COPIA: Collection of Post-Industrial Arts (Lombardi–Kargl, Vienna, 2023) extends this line of inquiry. The starting point: a broken HP Scanjet G4050 scanner overtaken by fungus. What grows inside becomes the source of the ALBUM series which result in large-scale images full of glitches, refractions, and chromatic overloads. Here, error is embraced. Failure becomes form. One word comes to mind: microscopic. Another: space exploration. This is a human/non-human process collaboration with mycelium. These images seem to suggest another way of seeing (and another way of being) existing just beyond what our lens were built to record. Apertures appear again and again in Bizumic’s practice. Lenses. Windows. Circular voids. They act as thresholds between inside and outside, seen and unseen, human and machine.

This logic extends to his most recent project, developed on the island of Favignana, off the coast of Sicily.
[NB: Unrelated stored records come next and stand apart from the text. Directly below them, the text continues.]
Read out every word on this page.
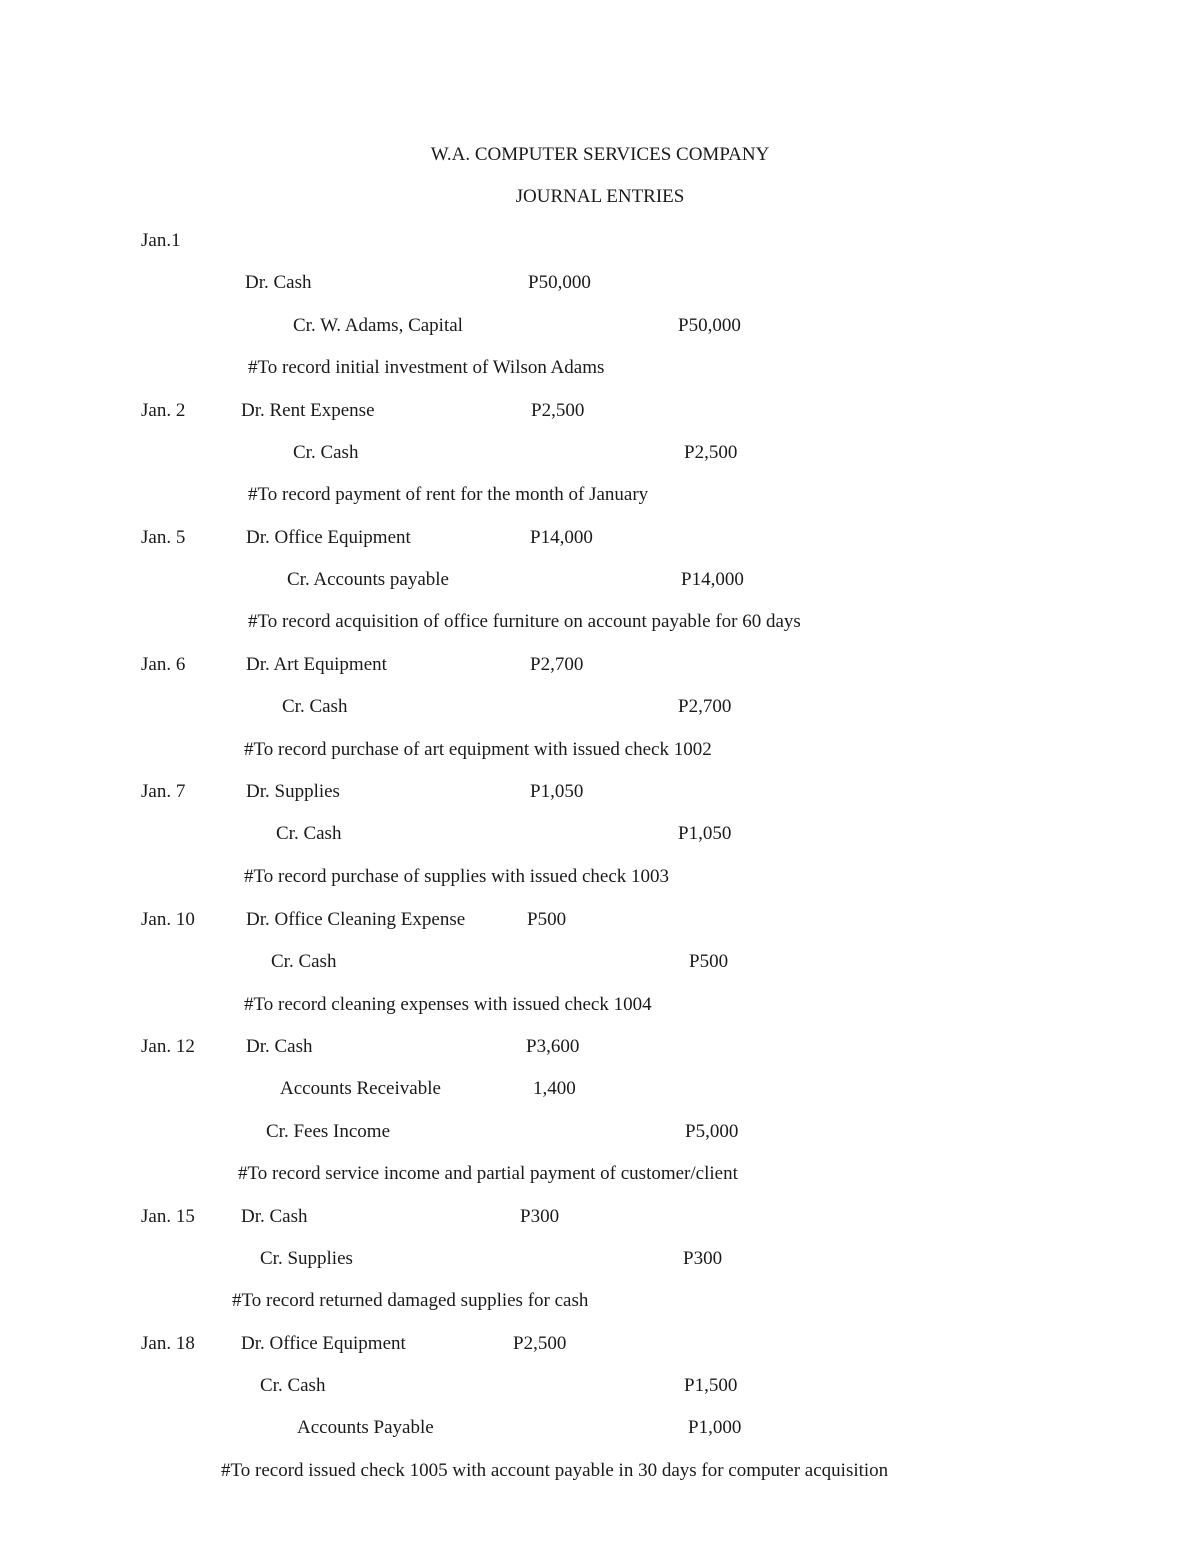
W.A. COMPUTER SERVICES COMPANY
JOURNAL ENTRIES
Jan.1
Dr. Cash	P50,000
Cr. W. Adams, Capital	P50,000
#To record initial investment of Wilson Adams
Jan. 2	Dr. Rent Expense	P2,500
Cr. Cash	P2,500
#To record payment of rent for the month of January
Jan. 5	Dr. Office Equipment	P14,000
Cr. Accounts payable	P14,000
#To record acquisition of office furniture on account payable for 60 days
Jan. 6	Dr. Art Equipment	P2,700
Cr. Cash	P2,700
#To record purchase of art equipment with issued check 1002
Jan. 7	Dr. Supplies	P1,050
Cr. Cash	P1,050
#To record purchase of supplies with issued check 1003
Jan. 10	Dr. Office Cleaning Expense	P500
Cr. Cash	P500
#To record cleaning expenses with issued check 1004
Jan. 12	Dr. Cash	P3,600
Accounts Receivable	1,400
Cr. Fees Income	P5,000
#To record service income and partial payment of customer/client
Jan. 15 Dr. Cash	P300
Cr. Supplies	P300
#To record returned damaged supplies for cash
Jan. 18 Dr. Office Equipment	P2,500
Cr. Cash	P1,500
Accounts Payable	P1,000
#To record issued check 1005 with account payable in 30 days for computer acquisition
There, in the Giardino dell’Impossibile, a former limestone quarry turned botanical archive which Bizumic finds a new kind of site. Once a place of extraction, now one of cultivation. For over four decades, Maria Gabriella Campo has transformed the quarry into a flourishing garden with more than 500 plants. A living archive. Lush and uneven. Yet, extravagantly subjective. Bizumic’s response is visual, tactile, and conceptual. He photographs, prints, collages, paints, and overpaints fragments of the garden. These are housed in hand-built frames, each coated in 23.75-karat Italian gold. Gold, in this context, is not mere ornamentation. It is a material with its own logic and its own history. Gold radiates light. Photography records it. In Bizumic’s work, the two sit together (image and frame) like a double exposure. Together, they complicate the relationship between presence and absence. Between what has been and what is. What remains is a question: How do we rebuild from ruins?”
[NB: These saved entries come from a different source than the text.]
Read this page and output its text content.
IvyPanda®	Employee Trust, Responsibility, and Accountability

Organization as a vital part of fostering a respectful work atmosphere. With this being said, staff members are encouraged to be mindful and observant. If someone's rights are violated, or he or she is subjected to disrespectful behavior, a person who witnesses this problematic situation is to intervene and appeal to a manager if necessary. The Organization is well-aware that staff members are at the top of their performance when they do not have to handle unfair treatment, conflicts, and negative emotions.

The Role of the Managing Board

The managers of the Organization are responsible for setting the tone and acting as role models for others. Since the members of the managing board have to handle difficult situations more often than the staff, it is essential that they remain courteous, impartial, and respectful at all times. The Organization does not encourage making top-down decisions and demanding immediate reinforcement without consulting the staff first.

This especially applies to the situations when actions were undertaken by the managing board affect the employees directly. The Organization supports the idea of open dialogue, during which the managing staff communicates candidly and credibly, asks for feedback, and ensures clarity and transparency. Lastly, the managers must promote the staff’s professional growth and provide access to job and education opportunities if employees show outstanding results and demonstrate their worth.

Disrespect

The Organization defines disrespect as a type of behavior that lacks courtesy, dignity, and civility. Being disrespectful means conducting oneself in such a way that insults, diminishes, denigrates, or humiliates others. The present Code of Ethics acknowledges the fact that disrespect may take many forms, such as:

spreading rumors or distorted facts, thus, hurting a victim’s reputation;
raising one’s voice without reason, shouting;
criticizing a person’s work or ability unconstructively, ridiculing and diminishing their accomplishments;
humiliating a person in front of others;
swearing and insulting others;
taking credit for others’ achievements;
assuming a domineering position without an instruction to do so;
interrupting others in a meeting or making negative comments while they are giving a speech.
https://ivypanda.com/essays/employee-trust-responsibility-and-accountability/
Bizumic has lectured at art institutions including the Academy of Fine Arts Vienna; Art University Linz; Museum of Contemporary Art, Belgrade; Camera Austria, Graz; Art History Department, University of Auckland; Auckland University of Technology; School of Art, Otago Polytechnic, Dunedin; Victoria University of Wellington; Massey University, Wellington; The John and Mable Ringling Museum of Art – the State University of Florida.

The artwork of Bizumic has been written about in Artforum, Frieze, Camera Austria, Parnass, Springerin, Eikon, the New Zealand Herald, the NZ Listener, Slanted, Die Presse, Frankfurter Allgemeine Zeitung, and Le Monde. Bizumic's own writing has been published by TEXTE ZUR KUNST, Berlin.